Absence de consensus sur les effets de la politique budgétaire : la capacité de la politique budgétaire à stabiliser l'activité a été remise en cause par l'école des anticipations rationnelles. Lorsque le déficit budgétaire se creuse, les ménages tendent à épargner davantage en prévision du supplément d'impôts qu'eux-mêmes ou leurs descendants devront supporter pour rembourser la dette publique. Même si elle repose sur des hypothèses peu réalistes (anticipations rationnelles, marché financier sans imperfections, altruisme intergénérationnel), cette théorie a eu un fort impact dans les années 1980 et 1990. Certains pays comme le Danemark (1982-1986) ou l'Irlande (1986-1989) ont connu une reprise de l'activité suite à d'ambitieux ajustements budgétaires. Plus généralement, les économètres ont eu de plus en plus de difficultés à mettre en évidence les effets multiplicateurs de la politique budgétaire. Ces doutes sur l'efficacité de la politique budgétaire contrastent avec l'utilisation active qui en est faite outre-Atlantique.

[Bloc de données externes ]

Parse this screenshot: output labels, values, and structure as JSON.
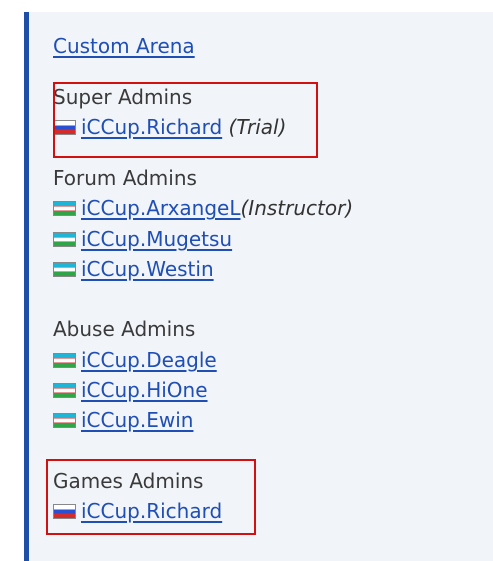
{
  "title_link": "Custom Arena",
  "groups": [
    {
      "heading": "Super Admins",
      "members": [
        {
          "name": "iCCup.Richard",
          "note": "(Trial)",
          "flag": "flag-ru-icon"
        }
      ]
    },
    {
      "heading": "Forum Admins",
      "members": [
        {
          "name": "iCCup.ArxangeL",
          "note": "(Instructor)",
          "flag": "flag-uz-icon"
        },
        {
          "name": "iCCup.Mugetsu",
          "note": "",
          "flag": "flag-uz-icon"
        },
        {
          "name": "iCCup.Westin",
          "note": "",
          "flag": "flag-uz-icon"
        }
      ]
    },
    {
      "heading": "Abuse Admins",
      "members": [
        {
          "name": "iCCup.Deagle",
          "note": "",
          "flag": "flag-uz-icon"
        },
        {
          "name": "iCCup.HiOne",
          "note": "",
          "flag": "flag-uz-icon"
        },
        {
          "name": "iCCup.Ewin",
          "note": "",
          "flag": "flag-uz-icon"
        }
      ]
    },
    {
      "heading": "Games Admins",
      "members": [
        {
          "name": "iCCup.Richard",
          "note": "",
          "flag": "flag-ru-icon"
        }
      ]
    }
  ],
  "colors": {
    "link": "#1f4fb5",
    "accent_border": "#1d4fa8",
    "highlight_box": "#d21010",
    "panel_bg": "#f1f4f9"
  }
}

Hétérogénéité des Etats membres : l'Union européenne est une mosaïque d'Etats membres qui diffèrent par leur taille, par leur mode d'administration (plus ou moins centralisée) et par leurs préférences en termes de place du secteur public ou d'inclination aux déficits budgétaires. Par construction, une relance budgétaire dans une petite économie ouverte a peu d'impact sur l'économie de ce pays (car l'augmentation de la demande se transmet aux importations) et sur celle de ses partenaires (car la demande de ce pays représente peu dans la demande des partenaires). Les petits pays européens ont donc davantage intérêt à la coordination s'ils veulent mener des politiques budgétaires actives (afin que les politiques des partenaires renforcent leurs propres orientations budgétaires) ; mais à l'inverse, il leur est plus facile de se disculper de politiques déviantes puisque ces déviances n'ont que peu d'impact sur l'économie de leurs partenaires.

Coordination de facto : la coordination des politiques économiques est coûteuse en temps et en capital politique. Or, depuis 1999, les politiques budgétaires des trois plus grands pays de la zone euro ont suivi des évolutions similaires face à des évolutions cycliques similaires, si l'on excepte le cas de l'Italie en 2005 et 2006 ( graphiques 1 et 2 ). Dès lors, la nécessité d'une coordination active des politiques économiques a pu apparaître moins nettement aux yeux des décideurs politiques. Dans ce rapport, nous nous concentrons sur cette dernière explication en examinant plus attentivement le cas franco-allemand.

* 30 Communication de la Commission sur le renforcement de la coordination des politiques économiques au sein de la zone euro, 7.2.2001.

* 31 Communication de la Commission sur le renforcement de la coordination des politiques économiques au sein de la zone euro, 14.11.2002.